Step 10: Install the Baseboard
To make sure the rail and baseboard are parallel, cut a spacer to match the amount of bottom rail you want exposed, and use it to position the baseboard while nailing it in place, as shown. The shoe molding will cover any gap along the floor.
Step 11: Cut the Apron
Each run of molding will either turn a corner—in which case you'll miter the end—or meet an opening. At an opening trimmed with a deep casing, the apron can simply die into the casing. Otherwise, you'll have to create what's called a return to dress the cut end: Miter the run at 45 degrees as if for an outside corner, and then miter a second piece that will meet that 45 and die square into the wall or casing—turning the profile around the corner (as shown in the inset photo). Just be sure to cut the return's mitered end first; that task is made much easier when working with a long piece.

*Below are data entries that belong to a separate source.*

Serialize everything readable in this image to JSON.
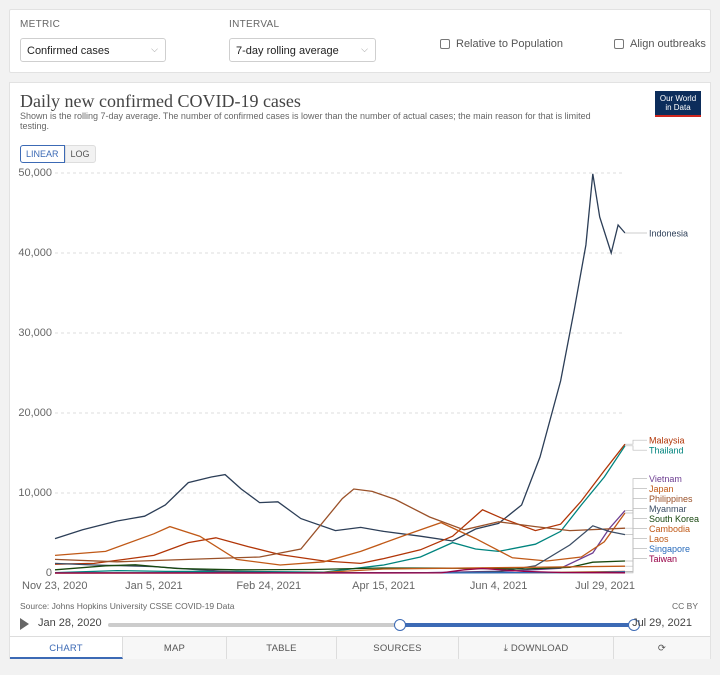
{
  "controls": {
    "metric_label": "METRIC",
    "metric_value": "Confirmed cases",
    "interval_label": "INTERVAL",
    "interval_value": "7-day rolling average",
    "relative_label": "Relative to Population",
    "align_label": "Align outbreaks"
  },
  "chart": {
    "title": "Daily new confirmed COVID-19 cases",
    "subtitle": "Shown is the rolling 7-day average. The number of confirmed cases is lower than the number of actual cases; the main reason for that is limited testing.",
    "logo_line1": "Our World",
    "logo_line2": "in Data",
    "linear_label": "LINEAR",
    "log_label": "LOG",
    "source": "Source: Johns Hopkins University CSSE COVID-19 Data",
    "license": "CC BY"
  },
  "timeline": {
    "start_label": "Jan 28, 2020",
    "end_label": "Jul 29, 2021",
    "selected_from": "Nov 23, 2020",
    "selected_to": "Jul 29, 2021"
  },
  "tabs": [
    "CHART",
    "MAP",
    "TABLE",
    "SOURCES",
    "DOWNLOAD",
    ""
  ],
  "chart_data": {
    "type": "line",
    "title": "Daily new confirmed COVID-19 cases",
    "xlabel": "",
    "ylabel": "",
    "x_ticks": [
      "Nov 23, 2020",
      "Jan 5, 2021",
      "Feb 24, 2021",
      "Apr 15, 2021",
      "Jun 4, 2021",
      "Jul 29, 2021"
    ],
    "y_ticks": [
      "0",
      "10,000",
      "20,000",
      "30,000",
      "40,000",
      "50,000"
    ],
    "ylim": [
      0,
      50000
    ],
    "xlim": [
      "2020-11-23",
      "2021-07-29"
    ],
    "grid": true,
    "legend": "right-end labels",
    "series": [
      {
        "name": "Indonesia",
        "color": "#2c3e57",
        "points": [
          [
            "2020-11-23",
            4300
          ],
          [
            "2020-12-05",
            5400
          ],
          [
            "2020-12-20",
            6500
          ],
          [
            "2021-01-01",
            7100
          ],
          [
            "2021-01-10",
            8500
          ],
          [
            "2021-01-20",
            11300
          ],
          [
            "2021-01-30",
            12000
          ],
          [
            "2021-02-05",
            12300
          ],
          [
            "2021-02-12",
            10500
          ],
          [
            "2021-02-20",
            8800
          ],
          [
            "2021-02-28",
            8900
          ],
          [
            "2021-03-10",
            6800
          ],
          [
            "2021-03-25",
            5300
          ],
          [
            "2021-04-05",
            5700
          ],
          [
            "2021-04-15",
            5200
          ],
          [
            "2021-05-01",
            4600
          ],
          [
            "2021-05-15",
            4000
          ],
          [
            "2021-05-25",
            5500
          ],
          [
            "2021-06-04",
            6200
          ],
          [
            "2021-06-14",
            8500
          ],
          [
            "2021-06-22",
            14500
          ],
          [
            "2021-07-01",
            24000
          ],
          [
            "2021-07-07",
            33000
          ],
          [
            "2021-07-12",
            41000
          ],
          [
            "2021-07-15",
            49900
          ],
          [
            "2021-07-18",
            44500
          ],
          [
            "2021-07-23",
            40000
          ],
          [
            "2021-07-26",
            43500
          ],
          [
            "2021-07-29",
            42500
          ]
        ]
      },
      {
        "name": "Malaysia",
        "color": "#b13507",
        "points": [
          [
            "2020-11-23",
            1100
          ],
          [
            "2020-12-10",
            1200
          ],
          [
            "2021-01-05",
            2200
          ],
          [
            "2021-01-20",
            3800
          ],
          [
            "2021-02-01",
            4400
          ],
          [
            "2021-02-15",
            3300
          ],
          [
            "2021-03-01",
            2300
          ],
          [
            "2021-03-20",
            1500
          ],
          [
            "2021-04-05",
            1200
          ],
          [
            "2021-04-15",
            1800
          ],
          [
            "2021-05-01",
            2900
          ],
          [
            "2021-05-15",
            4600
          ],
          [
            "2021-05-28",
            7900
          ],
          [
            "2021-06-05",
            6900
          ],
          [
            "2021-06-20",
            5300
          ],
          [
            "2021-07-01",
            6100
          ],
          [
            "2021-07-10",
            9000
          ],
          [
            "2021-07-20",
            12800
          ],
          [
            "2021-07-29",
            16100
          ]
        ]
      },
      {
        "name": "Thailand",
        "color": "#00847e",
        "points": [
          [
            "2020-11-23",
            50
          ],
          [
            "2020-12-20",
            300
          ],
          [
            "2021-01-10",
            200
          ],
          [
            "2021-02-10",
            200
          ],
          [
            "2021-03-20",
            100
          ],
          [
            "2021-04-15",
            1000
          ],
          [
            "2021-05-01",
            2000
          ],
          [
            "2021-05-15",
            3800
          ],
          [
            "2021-05-25",
            3000
          ],
          [
            "2021-06-04",
            2700
          ],
          [
            "2021-06-20",
            3600
          ],
          [
            "2021-07-01",
            5200
          ],
          [
            "2021-07-10",
            8500
          ],
          [
            "2021-07-20",
            12000
          ],
          [
            "2021-07-29",
            15900
          ]
        ]
      },
      {
        "name": "Vietnam",
        "color": "#6d3e91",
        "points": [
          [
            "2020-11-23",
            5
          ],
          [
            "2021-01-28",
            40
          ],
          [
            "2021-03-01",
            20
          ],
          [
            "2021-05-01",
            30
          ],
          [
            "2021-06-10",
            250
          ],
          [
            "2021-07-01",
            600
          ],
          [
            "2021-07-15",
            2500
          ],
          [
            "2021-07-22",
            5500
          ],
          [
            "2021-07-29",
            7800
          ]
        ]
      },
      {
        "name": "Japan",
        "color": "#c05917",
        "points": [
          [
            "2020-11-23",
            2200
          ],
          [
            "2020-12-15",
            2700
          ],
          [
            "2021-01-05",
            4900
          ],
          [
            "2021-01-12",
            5800
          ],
          [
            "2021-01-25",
            4600
          ],
          [
            "2021-02-10",
            1700
          ],
          [
            "2021-03-01",
            1000
          ],
          [
            "2021-03-20",
            1400
          ],
          [
            "2021-04-05",
            2700
          ],
          [
            "2021-04-25",
            4800
          ],
          [
            "2021-05-10",
            6300
          ],
          [
            "2021-05-25",
            4300
          ],
          [
            "2021-06-10",
            1900
          ],
          [
            "2021-06-25",
            1500
          ],
          [
            "2021-07-10",
            2000
          ],
          [
            "2021-07-20",
            3900
          ],
          [
            "2021-07-29",
            7500
          ]
        ]
      },
      {
        "name": "Philippines",
        "color": "#9a5129",
        "points": [
          [
            "2020-11-23",
            1700
          ],
          [
            "2020-12-20",
            1400
          ],
          [
            "2021-01-20",
            1700
          ],
          [
            "2021-02-20",
            2000
          ],
          [
            "2021-03-10",
            3000
          ],
          [
            "2021-03-28",
            9300
          ],
          [
            "2021-04-02",
            10500
          ],
          [
            "2021-04-10",
            10200
          ],
          [
            "2021-04-20",
            9200
          ],
          [
            "2021-05-05",
            7000
          ],
          [
            "2021-05-20",
            5400
          ],
          [
            "2021-06-04",
            6400
          ],
          [
            "2021-06-20",
            5800
          ],
          [
            "2021-07-05",
            5300
          ],
          [
            "2021-07-29",
            5600
          ]
        ]
      },
      {
        "name": "Myanmar",
        "color": "#3c4e66",
        "points": [
          [
            "2020-11-23",
            1200
          ],
          [
            "2020-12-10",
            1000
          ],
          [
            "2021-01-05",
            800
          ],
          [
            "2021-01-25",
            400
          ],
          [
            "2021-02-10",
            100
          ],
          [
            "2021-03-15",
            20
          ],
          [
            "2021-05-15",
            40
          ],
          [
            "2021-06-04",
            150
          ],
          [
            "2021-06-20",
            900
          ],
          [
            "2021-07-05",
            3500
          ],
          [
            "2021-07-15",
            5900
          ],
          [
            "2021-07-22",
            5200
          ],
          [
            "2021-07-29",
            4800
          ]
        ]
      },
      {
        "name": "South Korea",
        "color": "#18470f",
        "points": [
          [
            "2020-11-23",
            400
          ],
          [
            "2020-12-15",
            900
          ],
          [
            "2020-12-28",
            1030
          ],
          [
            "2021-01-15",
            560
          ],
          [
            "2021-02-10",
            400
          ],
          [
            "2021-03-15",
            440
          ],
          [
            "2021-04-15",
            620
          ],
          [
            "2021-05-15",
            600
          ],
          [
            "2021-06-15",
            500
          ],
          [
            "2021-07-05",
            700
          ],
          [
            "2021-07-15",
            1350
          ],
          [
            "2021-07-29",
            1500
          ]
        ]
      },
      {
        "name": "Cambodia",
        "color": "#c05917",
        "points": [
          [
            "2020-11-23",
            1
          ],
          [
            "2021-02-20",
            5
          ],
          [
            "2021-03-20",
            80
          ],
          [
            "2021-04-15",
            500
          ],
          [
            "2021-05-15",
            600
          ],
          [
            "2021-06-15",
            700
          ],
          [
            "2021-07-29",
            850
          ]
        ]
      },
      {
        "name": "Laos",
        "color": "#be5915",
        "points": [
          [
            "2020-11-23",
            0
          ],
          [
            "2021-04-20",
            30
          ],
          [
            "2021-05-15",
            50
          ],
          [
            "2021-06-15",
            30
          ],
          [
            "2021-07-29",
            200
          ]
        ]
      },
      {
        "name": "Singapore",
        "color": "#286bbb",
        "points": [
          [
            "2020-11-23",
            10
          ],
          [
            "2021-02-01",
            30
          ],
          [
            "2021-04-15",
            25
          ],
          [
            "2021-05-20",
            30
          ],
          [
            "2021-07-15",
            60
          ],
          [
            "2021-07-29",
            150
          ]
        ]
      },
      {
        "name": "Taiwan",
        "color": "#970046",
        "points": [
          [
            "2020-11-23",
            5
          ],
          [
            "2021-05-10",
            10
          ],
          [
            "2021-05-20",
            400
          ],
          [
            "2021-05-28",
            560
          ],
          [
            "2021-06-15",
            200
          ],
          [
            "2021-07-01",
            60
          ],
          [
            "2021-07-29",
            20
          ]
        ]
      }
    ],
    "label_ypos_order": [
      "Indonesia",
      "Malaysia",
      "Thailand",
      "Vietnam",
      "Japan",
      "Philippines",
      "Myanmar",
      "South Korea",
      "Cambodia",
      "Laos",
      "Singapore",
      "Taiwan"
    ]
  }
}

Step 12: Install the Apron
Align the top edge of the apron flush with top edge of the rail and nail it in place using 2½-inch finishing nails. On any run with a return, nail the run in place first and glue the return into its slot with adhesive caulk.
Step 13: Create the Returns
At the end of a run where the chair rail requires a return, again, miter the end as if for an outside corner, then miter and cut a return to terminate the molding profile into the wall or casing. For the cap, you'll want to glue the return to the run to create an assembly, as shown.
Step 14: Notch the Return
Depending on your existing casing, the chair rail may need to be notched. If so, hold the chair rail in place, scribe the shape of the molding, and then use a handsaw to cut the notch. Notching the existing casing to accept the cap, as shown, will give you a nicer joint.
Step 15: Install the Chair-Rail Cap
Once your returns are assembled, miter any ends that finish at a corner. Set the cap in a bed of caulk and nail it to the ledge formed by the apron and upper rail using a nail gun and 2½-inch finishing nails.
Step 16: Install the Base-Cap and Shoe Moldings
Miter corner ends. Position the shoe molding on the floor against the baseboard and the base cap on the top edge of the baseboard. Nail them to the baseboard with a nail gun and 1½-inch finishing nails, working your way around the room. Anywhere a return is required, make it just as you did for the apron in Step 13.
Step 17: Trim Out the Panels
Miter panel molding at 45 degrees to line the inside edges of the panels. If your molding is delicate, like ours, just glue it in place. For thicker trim, nail it in place with a nail gun and 1½-inch finishing nails. Once all the pieces are installed, fill all nail holes with wood filler, and joints with latex caulk. Let dry. Sand the surfaces, prime the plywood, and finish the project with several coats of paint.